For high-throughput agents that recall on every turn, start with keyword and upgrade to hybrid only where you see miss rate matter.

Gotchas

  • Changing embedding model = full reindex. The dimension check catches the obvious case, but even same-dimension model swaps produce semantically different vectors; the old index becomes stale.

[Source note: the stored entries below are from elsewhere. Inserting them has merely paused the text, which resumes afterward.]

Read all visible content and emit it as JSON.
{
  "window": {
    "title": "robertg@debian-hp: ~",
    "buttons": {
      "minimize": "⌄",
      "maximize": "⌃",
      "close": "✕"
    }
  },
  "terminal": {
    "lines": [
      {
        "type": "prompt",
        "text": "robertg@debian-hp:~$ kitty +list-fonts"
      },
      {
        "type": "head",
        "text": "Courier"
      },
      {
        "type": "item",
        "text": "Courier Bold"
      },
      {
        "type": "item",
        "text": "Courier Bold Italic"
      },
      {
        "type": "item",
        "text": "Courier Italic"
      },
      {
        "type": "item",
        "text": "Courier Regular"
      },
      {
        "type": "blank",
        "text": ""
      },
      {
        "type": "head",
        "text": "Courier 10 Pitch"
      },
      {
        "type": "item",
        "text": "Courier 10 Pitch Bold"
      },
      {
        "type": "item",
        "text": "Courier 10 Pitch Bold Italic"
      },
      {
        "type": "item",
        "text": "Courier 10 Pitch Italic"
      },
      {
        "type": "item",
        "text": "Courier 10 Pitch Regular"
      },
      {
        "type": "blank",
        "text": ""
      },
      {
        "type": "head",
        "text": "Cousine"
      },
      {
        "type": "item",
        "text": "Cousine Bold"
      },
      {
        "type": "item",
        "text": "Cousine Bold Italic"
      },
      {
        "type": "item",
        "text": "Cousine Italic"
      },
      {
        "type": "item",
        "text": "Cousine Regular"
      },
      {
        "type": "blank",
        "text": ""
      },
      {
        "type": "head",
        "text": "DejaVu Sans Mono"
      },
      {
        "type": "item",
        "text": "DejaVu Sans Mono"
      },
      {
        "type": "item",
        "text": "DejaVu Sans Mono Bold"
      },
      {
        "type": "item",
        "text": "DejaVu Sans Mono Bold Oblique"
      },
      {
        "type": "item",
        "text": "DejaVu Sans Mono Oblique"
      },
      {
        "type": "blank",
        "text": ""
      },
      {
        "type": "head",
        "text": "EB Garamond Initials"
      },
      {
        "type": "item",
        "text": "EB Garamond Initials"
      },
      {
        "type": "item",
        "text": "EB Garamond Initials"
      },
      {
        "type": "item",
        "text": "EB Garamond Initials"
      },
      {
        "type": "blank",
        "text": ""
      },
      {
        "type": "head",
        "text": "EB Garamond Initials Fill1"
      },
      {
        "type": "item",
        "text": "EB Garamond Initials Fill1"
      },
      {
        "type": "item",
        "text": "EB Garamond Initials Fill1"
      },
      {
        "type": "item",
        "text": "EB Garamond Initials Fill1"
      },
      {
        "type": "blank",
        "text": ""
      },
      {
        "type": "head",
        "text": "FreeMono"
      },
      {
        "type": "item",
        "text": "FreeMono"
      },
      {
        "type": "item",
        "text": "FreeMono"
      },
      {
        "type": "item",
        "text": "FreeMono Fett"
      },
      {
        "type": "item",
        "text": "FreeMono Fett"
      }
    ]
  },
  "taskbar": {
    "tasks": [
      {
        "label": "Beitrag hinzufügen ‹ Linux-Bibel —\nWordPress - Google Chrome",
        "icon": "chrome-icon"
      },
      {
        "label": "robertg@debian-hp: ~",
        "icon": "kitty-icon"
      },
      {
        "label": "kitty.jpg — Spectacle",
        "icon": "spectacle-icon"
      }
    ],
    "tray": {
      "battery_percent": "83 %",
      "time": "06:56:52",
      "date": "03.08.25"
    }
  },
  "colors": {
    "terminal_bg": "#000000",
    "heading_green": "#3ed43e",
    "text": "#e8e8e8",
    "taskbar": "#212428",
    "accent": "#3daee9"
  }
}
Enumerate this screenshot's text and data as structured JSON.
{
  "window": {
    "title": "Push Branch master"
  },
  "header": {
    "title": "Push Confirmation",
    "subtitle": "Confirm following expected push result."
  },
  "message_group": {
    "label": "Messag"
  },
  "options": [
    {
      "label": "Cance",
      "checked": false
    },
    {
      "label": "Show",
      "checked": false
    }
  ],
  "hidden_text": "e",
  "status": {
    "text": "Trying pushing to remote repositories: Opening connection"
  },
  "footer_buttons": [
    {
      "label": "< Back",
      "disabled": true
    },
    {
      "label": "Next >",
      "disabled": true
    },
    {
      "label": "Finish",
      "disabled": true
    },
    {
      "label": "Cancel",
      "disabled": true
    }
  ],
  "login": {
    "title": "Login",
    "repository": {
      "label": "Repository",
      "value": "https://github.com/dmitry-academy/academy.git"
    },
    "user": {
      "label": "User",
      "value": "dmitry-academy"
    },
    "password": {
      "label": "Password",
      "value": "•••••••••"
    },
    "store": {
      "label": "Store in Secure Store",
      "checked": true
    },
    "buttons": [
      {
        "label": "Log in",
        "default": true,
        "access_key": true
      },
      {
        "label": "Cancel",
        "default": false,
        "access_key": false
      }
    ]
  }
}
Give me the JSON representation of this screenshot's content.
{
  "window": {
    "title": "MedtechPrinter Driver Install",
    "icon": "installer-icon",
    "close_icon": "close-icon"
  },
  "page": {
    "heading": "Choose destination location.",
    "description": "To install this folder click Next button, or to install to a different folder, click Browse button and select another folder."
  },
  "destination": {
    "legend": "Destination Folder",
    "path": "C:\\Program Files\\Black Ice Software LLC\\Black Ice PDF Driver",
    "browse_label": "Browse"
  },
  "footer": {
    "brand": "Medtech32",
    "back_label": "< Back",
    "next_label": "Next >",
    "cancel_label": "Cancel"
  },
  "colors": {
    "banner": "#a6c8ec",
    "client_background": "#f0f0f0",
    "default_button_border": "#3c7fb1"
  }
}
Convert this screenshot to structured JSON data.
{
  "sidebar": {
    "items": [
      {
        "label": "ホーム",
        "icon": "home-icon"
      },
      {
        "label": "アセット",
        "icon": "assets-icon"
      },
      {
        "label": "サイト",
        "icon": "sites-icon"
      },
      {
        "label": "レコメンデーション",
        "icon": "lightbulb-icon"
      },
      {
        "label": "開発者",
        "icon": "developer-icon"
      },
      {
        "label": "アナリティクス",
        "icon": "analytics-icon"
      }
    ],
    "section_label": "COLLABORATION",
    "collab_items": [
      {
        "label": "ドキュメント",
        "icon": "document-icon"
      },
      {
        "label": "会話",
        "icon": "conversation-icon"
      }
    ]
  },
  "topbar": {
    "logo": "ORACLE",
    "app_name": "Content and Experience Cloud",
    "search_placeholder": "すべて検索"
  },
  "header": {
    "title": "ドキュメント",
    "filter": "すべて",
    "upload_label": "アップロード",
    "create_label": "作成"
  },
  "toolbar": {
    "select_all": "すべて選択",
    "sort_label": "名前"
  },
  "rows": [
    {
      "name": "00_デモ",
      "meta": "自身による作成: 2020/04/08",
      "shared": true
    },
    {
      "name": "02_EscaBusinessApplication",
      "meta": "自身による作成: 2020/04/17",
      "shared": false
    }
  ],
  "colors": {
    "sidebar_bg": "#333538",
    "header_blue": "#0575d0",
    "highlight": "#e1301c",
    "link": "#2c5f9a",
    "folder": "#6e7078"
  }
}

  • sqlite3_auto_extension registers once per process. Not a problem in production, but test suites that instantiate multiple SQLite connections across tests may hit edge cases.
  • Vector returns distance, not similarity. Lower is closer. Hybrid fusion normalizes across both, so callers don't see this directly unless they bypass the tool.